Wrist Arthroplasty and Arthrodesis in the Rheumatoid Patient
When the articular surfaces are destroyed and the wrist is painful and unstable, reconstructive options must be considered. The choice between arthroplasty and arthrodesis depends on bone stock, tendon integrity, patient demands, and the status of the contralateral limb. If bilateral wrist reconstruction is required, every effort should be made to perform an arthroplasty on at least one side to preserve personal hygiene and functional independence.
Silicone Implant Arthroplasty (Swanson)
Silicone spacer arthroplasty remains a viable option for low-demand rheumatoid patients with advanced disease (Stage III or IV) and poor bone stock that precludes the use of metal-on-plastic total wrist systems. The procedure requires minimal bone resection and acts as a dynamic spacer to maintain alignment while a fibrous capsule forms.

While pain relief is initially excellent, surgeons must counsel patients on the high complication rates associated with silicone implants over time. Long-term studies indicate a prosthetic fracture rate ranging from 10% to 52%, and progressive radiographic settling with bone resorption in up to 75% of cases. Despite these radiographic failures, clinical satisfaction often remains acceptable in low-demand individuals.
Total Wrist Arthroplasty (TWA)
Total joint arthroplasty offers the distinct advantages of preserving functional motion, providing a fixed fulcrum for tendon excursion, and achieving stable fixation. Modern designs are generally semi-constrained to allow for physiologic kinematics while preventing dislocation.
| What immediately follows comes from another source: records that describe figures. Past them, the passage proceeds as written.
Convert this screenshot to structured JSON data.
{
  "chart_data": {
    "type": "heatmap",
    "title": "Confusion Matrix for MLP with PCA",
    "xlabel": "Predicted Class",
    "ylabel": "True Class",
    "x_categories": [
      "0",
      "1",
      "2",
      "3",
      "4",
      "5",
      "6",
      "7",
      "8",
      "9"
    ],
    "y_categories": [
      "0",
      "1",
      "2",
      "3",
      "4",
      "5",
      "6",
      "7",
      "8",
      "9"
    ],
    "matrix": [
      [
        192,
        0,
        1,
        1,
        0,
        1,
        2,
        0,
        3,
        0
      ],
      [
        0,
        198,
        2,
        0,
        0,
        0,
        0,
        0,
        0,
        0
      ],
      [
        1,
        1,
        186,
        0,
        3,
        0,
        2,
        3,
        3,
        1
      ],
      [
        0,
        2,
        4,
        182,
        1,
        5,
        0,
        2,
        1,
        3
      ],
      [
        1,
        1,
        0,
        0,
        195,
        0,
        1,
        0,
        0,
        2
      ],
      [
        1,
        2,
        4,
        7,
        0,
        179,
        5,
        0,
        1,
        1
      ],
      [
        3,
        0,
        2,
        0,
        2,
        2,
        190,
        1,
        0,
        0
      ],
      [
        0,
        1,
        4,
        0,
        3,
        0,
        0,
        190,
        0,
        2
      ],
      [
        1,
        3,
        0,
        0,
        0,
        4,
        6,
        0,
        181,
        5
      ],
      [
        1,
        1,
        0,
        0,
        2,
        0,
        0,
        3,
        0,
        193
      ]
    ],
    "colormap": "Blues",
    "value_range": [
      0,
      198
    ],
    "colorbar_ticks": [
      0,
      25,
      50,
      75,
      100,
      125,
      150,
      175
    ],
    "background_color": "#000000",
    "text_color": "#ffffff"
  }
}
Implants such as the Meuli, Volz, and Biaxial wrist prostheses have shown excellent early to mid-term results in pain relief and motion preservation. However, the Achilles heel of TWA remains distal component loosening. The carpal bones in RA are often osteopenic and cystic, providing poor purchase for the distal pegs or screws.

Complications, including distal loosening, subsidence, and periprosthetic fracture, lead to an overall revision rate of 9% to 35%. Adequate muscle balance, correctable preoperative wrist contractures, and meticulous surgical technique are absolute prerequisites for a successful TWA.


Wrist Arthrodesis
Total wrist arthrodesis is the gold standard for the young, high-demand patient, or the patient with profound bone loss, irreparable tendon ruptures, or failed arthroplasty. Fusion from the radius to the third metacarpal provides a stable, painless, and powerful wrist. The wrist is typically fused in 10 to 15 degrees of extension to maximize grip strength. While all radiocarpal and midcarpal motion is sacrificed, pronation and supination are preserved (provided the DRUJ is addressed via a Darrach or Sauvé-Kapandji procedure).
Postoperative Rehabilitation Protocols
Regardless of the procedure performed, meticulous postoperative care is essential to optimize outcomes in the rheumatoid patient.
- Immediate Postoperative Phase (0-14 days): The wrist is immobilized in a bulky compression dressing and plaster splint. Strict elevation is enforced to minimize edema. Active range of motion (ROM) of the fingers and thumb is encouraged immediately to prevent tendon adhesions and stiffness.
- Suture Removal (10-14 days): Wounds are inspected, and sutures are removed. Hematomas must be evacuated promptly to prevent infection and wound breakdown.
- Intermediate Phase (3-6 weeks): For synovectomies, the rigid splint is transitioned to a removable orthosis at 3 weeks, and active wrist ROM is initiated under the guidance of a hand therapist. For arthroplasties, immobilization may be maintained slightly longer depending on the implant stability, followed by a graduated ROM program.
- Long-Term: Strengthening is introduced cautiously. Patients must be educated on joint protection techniques to preserve the longevity of their reconstructions and protect adjacent joints from accelerated wear.